Come sempre avviene nel caso di fallimento degli incontri internazionali, la riunione è finita con un tacito appuntamento per la riunione successiva, in questo caso il vertice dei G20 fissato per il mese prossimo a Seul. Tuttavia le speranze di un accordo in quell’occasione non sono certo elevate, non solo per la scarsa volontà di cooperazione tra i principali attori dell’economia mondiale ma per l’oggettiva maggiore complessità della situazione rispetto ad un passato nel quale il dollaro era forte e dominante e gli Stati Uniti potevano quindi proporre ed imporre la propria politica.

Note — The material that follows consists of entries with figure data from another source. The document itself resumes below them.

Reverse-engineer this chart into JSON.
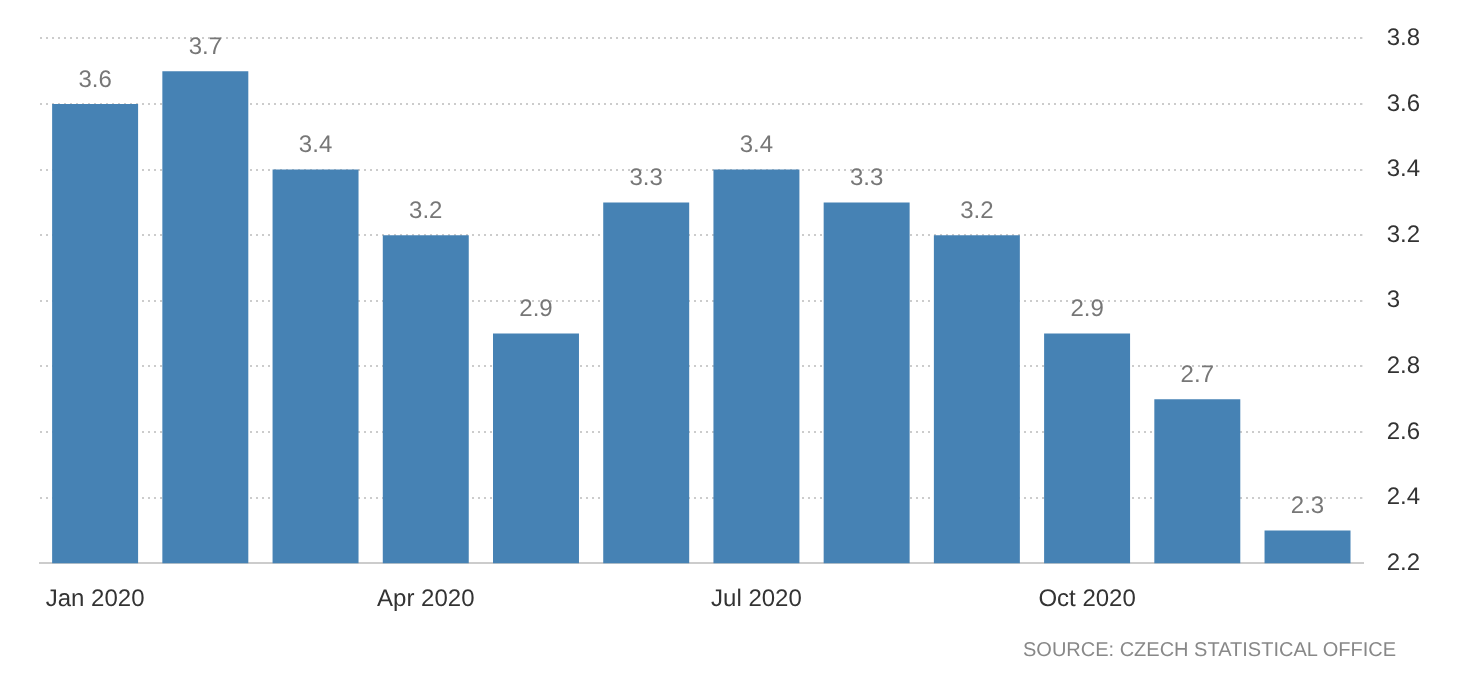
{
  "chart_data": {
    "type": "bar",
    "categories": [
      "Jan 2020",
      null,
      null,
      "Apr 2020",
      null,
      null,
      "Jul 2020",
      null,
      null,
      "Oct 2020",
      null,
      null
    ],
    "values": [
      3.6,
      3.7,
      3.4,
      3.2,
      2.9,
      3.3,
      3.4,
      3.3,
      3.2,
      2.9,
      2.7,
      2.3
    ],
    "color": "#4682b4",
    "ylim": [
      2.2,
      3.8
    ],
    "yticks": [
      2.2,
      2.4,
      2.6,
      2.8,
      3,
      3.2,
      3.4,
      3.6,
      3.8
    ],
    "grid": "y",
    "data_labels": true,
    "legend": false,
    "annotations": [
      "SOURCE: CZECH STATISTICAL OFFICE"
    ]
  }
}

Oggi le cose non sono più le stesse. Gli Stati Uniti non sono in grado di imporre ma, al massimo, di proporre.
Se si vuole arrivare a qualcosa di concreto, bisogna quindi che i responsabili europei, americani e cinesi si chiudano in una stanza e non escano fino a che non sia trovato un compromesso da presentare ai G20. E che il compromesso trovato sia accettabile almeno dal Giappone, dall’India, dal Brasile e dalla Russia. E tutto ciò deve essere fatto prima di prendere l’aereo per Seul. Una situazione così complessa e con interessi così divergenti non può infatti essere risolta in una riunione di poche ore e con un’infinità di protagonisti. Fino ad ora i governi hanno preferito gli interventi unilaterali rispetto al tentativo di trovare una soluzione collettiva.
Arrivare al prossimo vertice con posizioni immutate significa riaprire il giorno dopo le svalutazioni competitive e gettare in un disordine ancora più disastroso tutta l’economia mondiale. Naturalmente resta aperta una terza via (che sembra trovare preferenze nel governo coreano) cioè la via di non discutere di questo problema a Seul proprio per evitare il fallimento del vertice. Non nego che la strategia del rinvio abbia portato qualche volta a risultati positivi ma escludo che possa essere applicata in questa situazione in cui le svalutazioni competitive hanno già cominciato a farsi strada e in cui nessun Paese sembra volere rinunciare ad una gestione unilaterale del proprio tasso di cambio.
Anche nella politica monetaria si è ormai passati da un mondo monopolare ad un mondo multipolare: bisogna che i grandi protagonisti di questo nuovo mondo ne prendano atto e agiscano di conseguenza.